The holy and uncorrupted arm of an ancient saint is crossing the country in a two-week tour that began this week in Ottawa and Quebec City.
The relic of St. Francis Xavier, whose body lies in Goa, India, will be viewed and venerated by tens of thousands of Catholics as it makes its way from St. John’s to Victoria as part of a tour conducted by Catholic Christian Outreach, a university campus-based religious organization. The arm will also spend a day at St. Francis Xavier University in Nova Scotia.
“St. Francis is the patron saint of our organization. We just really love him,” said Angèle Regnier, the co-founder of CCO. “We want to keep the Catholic faith alive for university students. So many young people go to university and in that freedom and all that university life has to give, they walk away from the Catholic faith.”
It’s a path similar to that of St. Francis, himself.

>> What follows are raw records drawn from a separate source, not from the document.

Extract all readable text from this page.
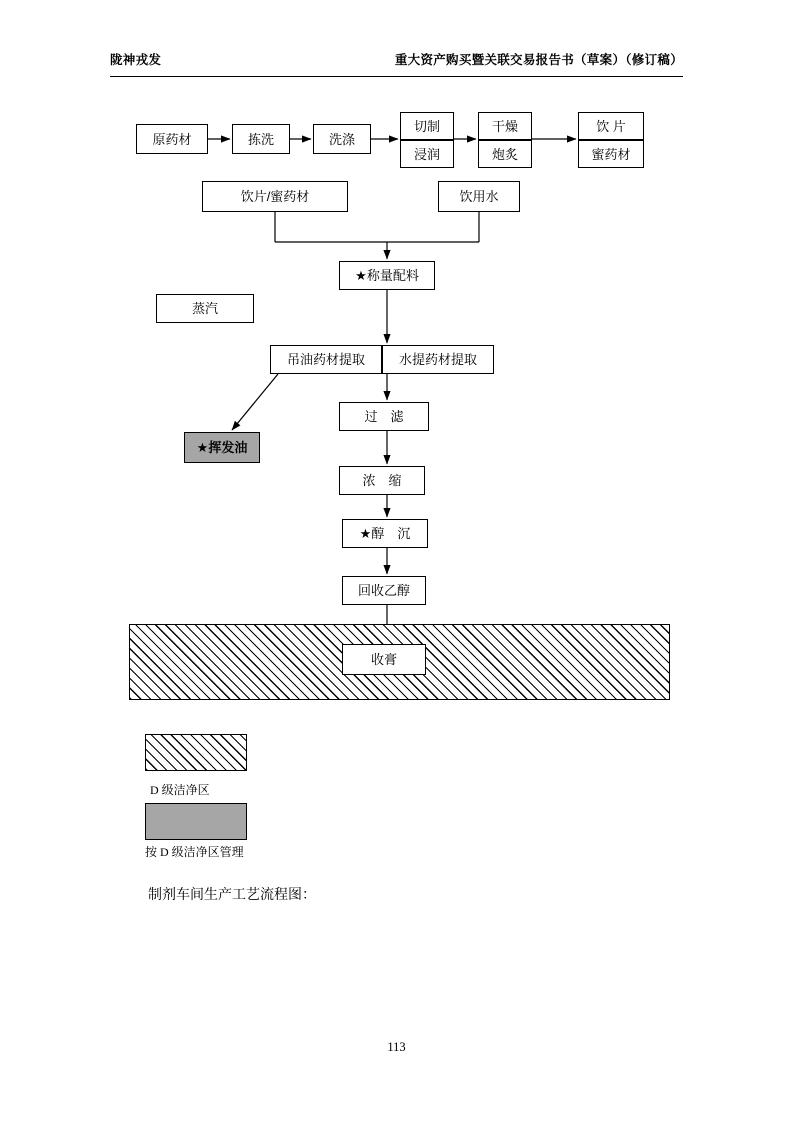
陇神戎发	重大资产购买暨关联交易报告书（草案）（修订稿）
原药材	拣洗	洗涤
切制
浸润
干燥
炮炙
饮 片
蜜药材
饮片/蜜药材	饮用水
★称量配料
蒸汽
吊油药材提取	水提药材提取
过　滤
★挥发油
浓　缩
★醇　沉
回收乙醇
收膏
D 级洁净区
按 D 级洁净区管理
制剂车间生产工艺流程图：
113
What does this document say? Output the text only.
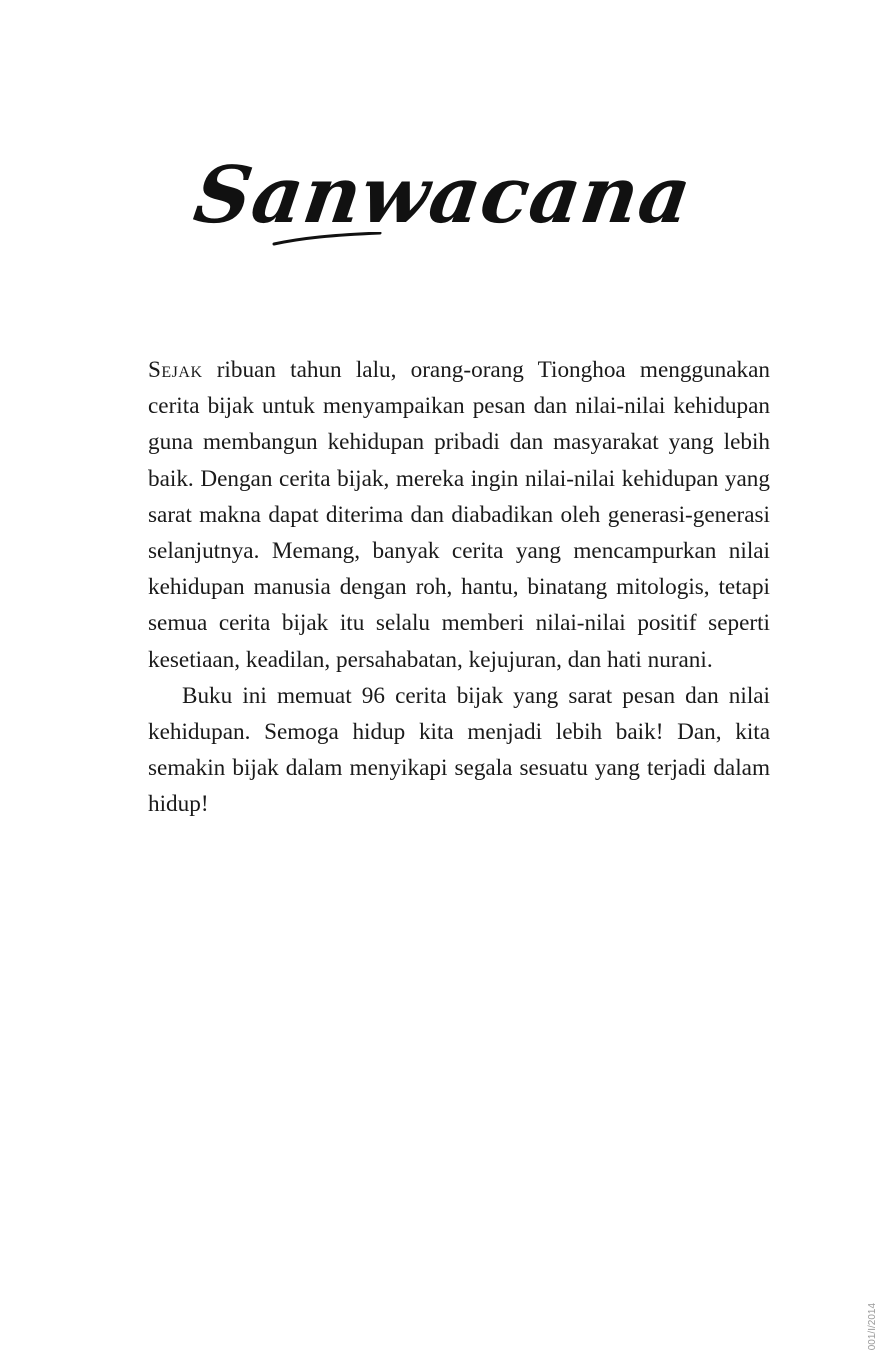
Sanwacana

Sejak ribuan tahun lalu, orang-orang Tionghoa menggunakan cerita bijak untuk menyampaikan pesan dan nilai-nilai kehidupan guna membangun kehidupan pribadi dan masyarakat yang lebih baik. Dengan cerita bijak, mereka ingin nilai-nilai kehidupan yang sarat makna dapat diterima dan diabadikan oleh generasi-generasi selanjutnya. Memang, banyak cerita yang mencampurkan nilai kehidupan manusia dengan roh, hantu, binatang mitologis, tetapi semua cerita bijak itu selalu memberi nilai-nilai positif seperti kesetiaan, keadilan, persahabatan, kejujuran, dan hati nurani.

Buku ini memuat 96 cerita bijak yang sarat pesan dan nilai kehidupan. Semoga hidup kita menjadi lebih baik! Dan, kita semakin bijak dalam menyikapi segala sesuatu yang terjadi dalam hidup!

001/I/2014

“That’s what St. Francis was in his day. He was an athlete, good-looking, he dressed well, he danced and partied more than he studied,” Regnier said. “Thanks to the witness of his roommates, after a few years, he came to the realization that not everything that was meaningful was found in just the pleasures of life.”
After he died in 1552, St. Francis’s uncorrupted body was returned to Goa, where it remains 465 years later.
“What’s remarkable about the body itself is that it did not decompose over the last centuries,” said Ottawa Archbishop Terrence Prendergast. “Obviously it shrivelled up and dried but it didn’t go through the normal decaying process and that’s a sign of special status.”
Other miraculous deeds were attributed to the saint including numerous cures of strange maladies and delivering holy communion while levitating. By one account, a crab recovered his crucifix after he dropped it into the sea.
“They don’t divide up bodies anymore, but they did in that era,” said Archbishop Prendergast. The holy man’s arm was delivered to Rome, where it is normally displayed in an elaborate gilded case. The relic rarely leaves the city, but the church granted special permission to mark CCO’s 30th anniversary.
The arm will travel between cities in a padded duffel bag in a seat of its own on Air Canada.
Regnier admits it can be difficult to explain to those who are not Catholic the reverence believers hold for the relic.
Catholics don’t pray to the relics themselves; rather, the items are venerated. They are believed to help facilitate a spiritual connection to the saint, who can intervene with God on the petitioner’s behalf.
“We have been doing this for 2,000 years. We honour the bones and clothing of these saints. For us, it’s beautiful to get so close to them, but others might say ‘what are you doing?’ How do you explain it?” she asked, comparing it to the awe many hockey fans might feel when they touch the Stanley Cup.
Being physically close to a relic makes the stories of the Bible and saints vividly real; it also creates a deep sense of intimacy, she said.
“When I had my first experience seeing his arm in Rome, I thought, ‘this saint was a human being, he really lived,’ and it wasn’t macabre. It wasn’t the things that people might think,” Regnier said.
“It’s an approach to prayer; you can talk (to him) as a friend. You’re here, your body is here and this is a really incredible and unique prayer experience.”